Era diciembre, el mes
de las fiestas.
Ahora sí, había llegado el momento de contactar a su padre a quien no veía desde hacía mucho e invitarlo a
su hogar. Se sorprendió cuando le avisaron que estaba internado. Nada grave,
una descompensación como consecuencia del calor. En nochebuena ya estaría
repuesto seguramente.
Entonces, como faltaba poco para el 24, se dedicó a preparar la celebración.
En un momento de
debilidad cedió a la tentación de los adornos costosos que engalanaron su casa.
Hizo colocar arreglos navideños, con
hojas verdes y esferas rojas y doradas,
en todo el parque. En la superficie de
la piscina de fondo turquesa ubicaron velas flotantes. En el pino más grande,
luces azules se desvanecían como lágrimas desde las ramas más altas.
Después de todo era la
primera vez que su padre salía de la capital para verlo, tan reticente como
siempre fue para acercarse al gran Buenos Aires, lugar considerado por el viejo
como la suma de todos los males.
Ya fuera por las obligaciones, el entusiasmo por los
preparativos o la falta de costumbre de cuidar a otro, la cuestión es que
Ezequiel ni siquiera se planteó la posibilidad de ir al hospital.

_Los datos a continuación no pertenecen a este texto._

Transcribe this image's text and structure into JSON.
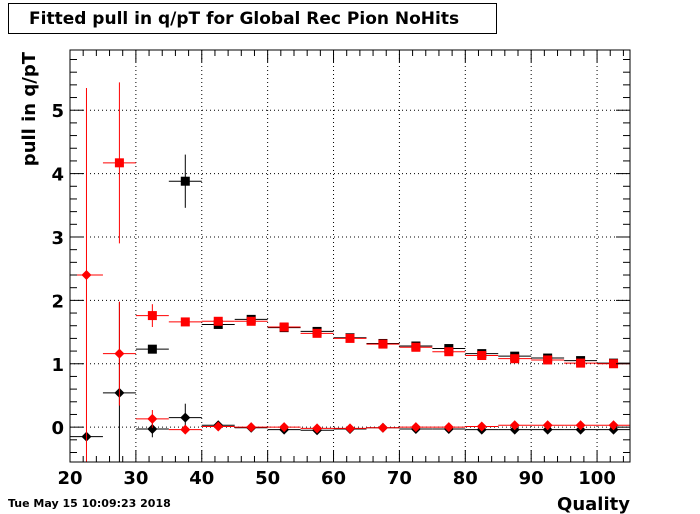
{
  "timestamp": "Tue May 15 10:09:23 2018",
  "chart_data": {
    "type": "scatter",
    "title": "Fitted pull in q/pT for Global Rec Pion NoHits",
    "xlabel": "Quality",
    "ylabel": "pull in q/pT",
    "xlim": [
      20,
      105
    ],
    "ylim": [
      -0.55,
      5.95
    ],
    "x_ticks": [
      20,
      30,
      40,
      50,
      60,
      70,
      80,
      90,
      100
    ],
    "y_ticks": [
      0,
      1,
      2,
      3,
      4,
      5
    ],
    "grid": true,
    "legend": "none",
    "series": [
      {
        "marker": "square",
        "color": "#000000",
        "points": [
          {
            "x": 32.5,
            "y": 1.23,
            "yerr": 0.06
          },
          {
            "x": 37.5,
            "y": 3.88,
            "yerr": 0.42
          },
          {
            "x": 42.5,
            "y": 1.62,
            "yerr": 0.04
          },
          {
            "x": 47.5,
            "y": 1.7,
            "yerr": 0.03
          },
          {
            "x": 52.5,
            "y": 1.57,
            "yerr": 0.02
          },
          {
            "x": 57.5,
            "y": 1.51,
            "yerr": 0.02
          },
          {
            "x": 62.5,
            "y": 1.41,
            "yerr": 0.02
          },
          {
            "x": 67.5,
            "y": 1.32,
            "yerr": 0.02
          },
          {
            "x": 72.5,
            "y": 1.28,
            "yerr": 0.02
          },
          {
            "x": 77.5,
            "y": 1.24,
            "yerr": 0.02
          },
          {
            "x": 82.5,
            "y": 1.16,
            "yerr": 0.02
          },
          {
            "x": 87.5,
            "y": 1.12,
            "yerr": 0.02
          },
          {
            "x": 92.5,
            "y": 1.09,
            "yerr": 0.02
          },
          {
            "x": 97.5,
            "y": 1.05,
            "yerr": 0.02
          },
          {
            "x": 102.5,
            "y": 1.01,
            "yerr": 0.02
          }
        ]
      },
      {
        "marker": "square",
        "color": "#ff0000",
        "points": [
          {
            "x": 27.5,
            "y": 4.17,
            "yerr": 1.27
          },
          {
            "x": 32.5,
            "y": 1.76,
            "yerr": 0.18
          },
          {
            "x": 37.5,
            "y": 1.66,
            "yerr": 0.06
          },
          {
            "x": 42.5,
            "y": 1.67,
            "yerr": 0.04
          },
          {
            "x": 47.5,
            "y": 1.67,
            "yerr": 0.03
          },
          {
            "x": 52.5,
            "y": 1.58,
            "yerr": 0.02
          },
          {
            "x": 57.5,
            "y": 1.48,
            "yerr": 0.02
          },
          {
            "x": 62.5,
            "y": 1.4,
            "yerr": 0.02
          },
          {
            "x": 67.5,
            "y": 1.31,
            "yerr": 0.02
          },
          {
            "x": 72.5,
            "y": 1.26,
            "yerr": 0.02
          },
          {
            "x": 77.5,
            "y": 1.19,
            "yerr": 0.02
          },
          {
            "x": 82.5,
            "y": 1.13,
            "yerr": 0.02
          },
          {
            "x": 87.5,
            "y": 1.08,
            "yerr": 0.02
          },
          {
            "x": 92.5,
            "y": 1.06,
            "yerr": 0.02
          },
          {
            "x": 97.5,
            "y": 1.01,
            "yerr": 0.02
          },
          {
            "x": 102.5,
            "y": 1.0,
            "yerr": 0.02
          }
        ]
      },
      {
        "marker": "diamond",
        "color": "#000000",
        "points": [
          {
            "x": 22.5,
            "y": -0.15,
            "yerr": 0.0
          },
          {
            "x": 27.5,
            "y": 0.54,
            "yerr": 1.43
          },
          {
            "x": 32.5,
            "y": -0.03,
            "yerr": 0.13
          },
          {
            "x": 37.5,
            "y": 0.15,
            "yerr": 0.22
          },
          {
            "x": 42.5,
            "y": 0.03,
            "yerr": 0.04
          },
          {
            "x": 47.5,
            "y": -0.01,
            "yerr": 0.02
          },
          {
            "x": 52.5,
            "y": -0.04,
            "yerr": 0.02
          },
          {
            "x": 57.5,
            "y": -0.05,
            "yerr": 0.02
          },
          {
            "x": 62.5,
            "y": -0.03,
            "yerr": 0.02
          },
          {
            "x": 67.5,
            "y": -0.01,
            "yerr": 0.02
          },
          {
            "x": 72.5,
            "y": -0.03,
            "yerr": 0.02
          },
          {
            "x": 77.5,
            "y": -0.03,
            "yerr": 0.02
          },
          {
            "x": 82.5,
            "y": -0.04,
            "yerr": 0.02
          },
          {
            "x": 87.5,
            "y": -0.04,
            "yerr": 0.02
          },
          {
            "x": 92.5,
            "y": -0.04,
            "yerr": 0.02
          },
          {
            "x": 97.5,
            "y": -0.04,
            "yerr": 0.02
          },
          {
            "x": 102.5,
            "y": -0.04,
            "yerr": 0.02
          }
        ]
      },
      {
        "marker": "diamond",
        "color": "#ff0000",
        "points": [
          {
            "x": 22.5,
            "y": 2.4,
            "yerr": 2.95
          },
          {
            "x": 27.5,
            "y": 1.16,
            "yerr": 0.82
          },
          {
            "x": 32.5,
            "y": 0.13,
            "yerr": 0.14
          },
          {
            "x": 37.5,
            "y": -0.04,
            "yerr": 0.06
          },
          {
            "x": 42.5,
            "y": 0.01,
            "yerr": 0.04
          },
          {
            "x": 47.5,
            "y": 0.0,
            "yerr": 0.02
          },
          {
            "x": 52.5,
            "y": 0.0,
            "yerr": 0.02
          },
          {
            "x": 57.5,
            "y": -0.02,
            "yerr": 0.02
          },
          {
            "x": 62.5,
            "y": -0.02,
            "yerr": 0.02
          },
          {
            "x": 67.5,
            "y": -0.01,
            "yerr": 0.02
          },
          {
            "x": 72.5,
            "y": 0.0,
            "yerr": 0.02
          },
          {
            "x": 77.5,
            "y": 0.0,
            "yerr": 0.02
          },
          {
            "x": 82.5,
            "y": 0.01,
            "yerr": 0.02
          },
          {
            "x": 87.5,
            "y": 0.03,
            "yerr": 0.02
          },
          {
            "x": 92.5,
            "y": 0.03,
            "yerr": 0.02
          },
          {
            "x": 97.5,
            "y": 0.03,
            "yerr": 0.02
          },
          {
            "x": 102.5,
            "y": 0.03,
            "yerr": 0.02
          }
        ]
      }
    ]
  }
}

Después de
todo, no era más que un malestar propio de un hombre de edad. Tal vez por eso,
el llamado telefónico fue un golpe descomunal e inesperado en la tarde previa
al encuentro.
Su padre había muerto.
Se quedó sentado en la amplia galería con pisos de mármol color miel, con el celular en la mano, incapaz
de moverse, respirando con dificultad. Un sudor frío brotó de su frente.
Entonces, sintió un
malestar desconocido; una puntada en el pecho.
Miró alrededor como
para encontrar evidencias que lo trajeran de nuevo a su realidad, para
aferrarse a lo suyo.
Pero solo sintió
vergüenza por ese entorno que súbitamente había perdido sentido y que ahora
parecía tan desubicado como un escenario con cortinas de terciopelo rojo
plantado en el medio de una feria de barrio.
Lo aletargaba el
zumbido del comprensor que alimentaba la figura inflable de un reno de dos
metros con ojos estúpidos que, no
obstante, parecían interpelarlo.
El jardinero que trabajaba en el parque, extrañado, apagó la
bordeadora para escuchar lo que creyó un lamento prolongado de su patrón. Sólo
atinó a gritar:
-Señora, venga rápido!
-Señora, venga rápido!
Alarmada por los gritos de su empleado, la hija del
sindicalista se acercó y azorada escuchó
los gemidos de su marido, quien ajeno a
todo, se perdía en una sucesión de
sensaciones que iban desde la rabia hasta el viejo desamparo que había sentido
en numerosas noches de niñez temerosa, en las que era necesario inventarse una
realidad menos sórdida y violenta.
Con desconcierto, la mujer vio como aumentaban los sollozos
descontrolados propios de un chico que hubiera necesitado de una mano firme y
cariñosa que nunca llegó.
Un chico con carencias de escucha atenta y complicidades
filiales, de esas que llenan el alma, fortalecen la autoestima y templan
amorosamente el corazón.
-Por Dios Ezequiel,¿ qué pasa?¿ qué te pasa?
Los espasmos dieron lugar
al vómito, y la mujer, a esta altura desencajada, intentaba descifrar los
balbuceos de su marido, a quien apenas
reconocía y que hecho un bollo en el piso frío repetía una frase como si fuera una letanía.
-¿Qué decís? No te entiendo!-se desesperaba ella.
Y él seguía repitiendo
la única manifestación de algo acaso parecido al afecto que había recibido de
su padre. Unas pocas palabras avaras que recordaba en momentos de soledad en los
que hubiera necesitado un beso o un reto.
La frase grabada a fuego en su inconciente y que ahora
afloraba con la violencia y la devastación
del resentimiento.
Ezequiel, ajeno a todo lo que no fuera su propio dolor,
gritó mientras se golpeaba la cara con ambas manos:
-Vos pibe, laburá;
porque la plata no cae de los árboles.
Y ahí se reveló que aprendió la lección de su padre. Y la puso en práctica.